I could go on and on about the dozens of quirky old timers we had in the plant. You have to realize these guys were so wacky they couldn’t even get drafted into WWII or the Korean War. Let me mention some of the wacky twenty somethings who were my age when I started there. It will show you that wacky was a preferred hiring trait to work in such a place.

Millwright six-foot six Dave was known as, “Parrot.” He had a parrot shaped nose which made the nickname appropriate. He took the name literally and had several parrots in his rental home in the country. Parrot missed quite a bit of work due to a back injury. He made up for the lost wages by being a major pot dealer in the valley. I visited Parrot’s place just to help my fellow co-worker earn some cash while he was recuperating from his back injury. I saw four parrots in separate cages and noticed some other animals. His whole dining area was caged in and inside was a tree in a larger container. In the tree was a least three squirrels. Parrot was finally cleared by the doctor to return to work. He did not as his side job was more lucrative and easier on the back.

Who could forget Joe C. from the 100 lb. can line? Several of us were drinking in a bar in Hubbard after work on a payday. A movie with Clark Gable was on the TV over the bar. Joe asked us, “Was Clark Gable alive when he made that movie?” Joe drove a Corvette that had huge chunks of its fiberglass body missing from so many wrecks while drunk driving. I remember Joe’s last day of work. We were walking in together when we saw Charlie the janitor. Charlie was a very mean senior gay man. When new young workers rejected his advances he’d call them, “Motherless cunts.” Joe said, “I’m going in the office and quitting because I don’t want to end up as a bitter old man like Charlie.” Joe also decided to quit being in the National Guard that weekend. He didn’t show up for his duties at the National Guard camp so he was drafted. He got lucky when he arrived at Army boot camp as his name was not on the drill Instructors list so they sent him home.

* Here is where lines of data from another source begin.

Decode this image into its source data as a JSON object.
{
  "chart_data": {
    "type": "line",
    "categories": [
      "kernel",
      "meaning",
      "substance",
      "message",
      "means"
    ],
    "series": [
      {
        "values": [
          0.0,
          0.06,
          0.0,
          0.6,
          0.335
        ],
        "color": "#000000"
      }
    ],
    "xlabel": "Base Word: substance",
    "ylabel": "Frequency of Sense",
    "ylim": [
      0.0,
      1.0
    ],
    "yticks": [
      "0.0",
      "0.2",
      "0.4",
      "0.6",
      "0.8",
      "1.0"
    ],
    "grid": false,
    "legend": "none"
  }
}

I’ll save stories about; Show-T, Lazy Loren, Mad Al, Buffalo Breath Bill, Sam the Snitch, Sleeping John, Hammering Hank, Paz the Spaz, Tommy Trash, Governor Mac and Ricky Maladjusted for another time.

These workers were a lot like Atlas. They never would have carried the workday world on their shoulders had they focused on the size and weight of it. Instead, they did the best they could on a daily basis. At one point, our barrel plant was written up in a trade magazine as making the best barrel in the country. My fellow workers deserved more than to have their plant close and to have part of their pensions stolen.

The Killers: “Land of the Free”

“Employees aren’t just workers, they’re the backbone of business and that makes them more important than the boss any day of the week.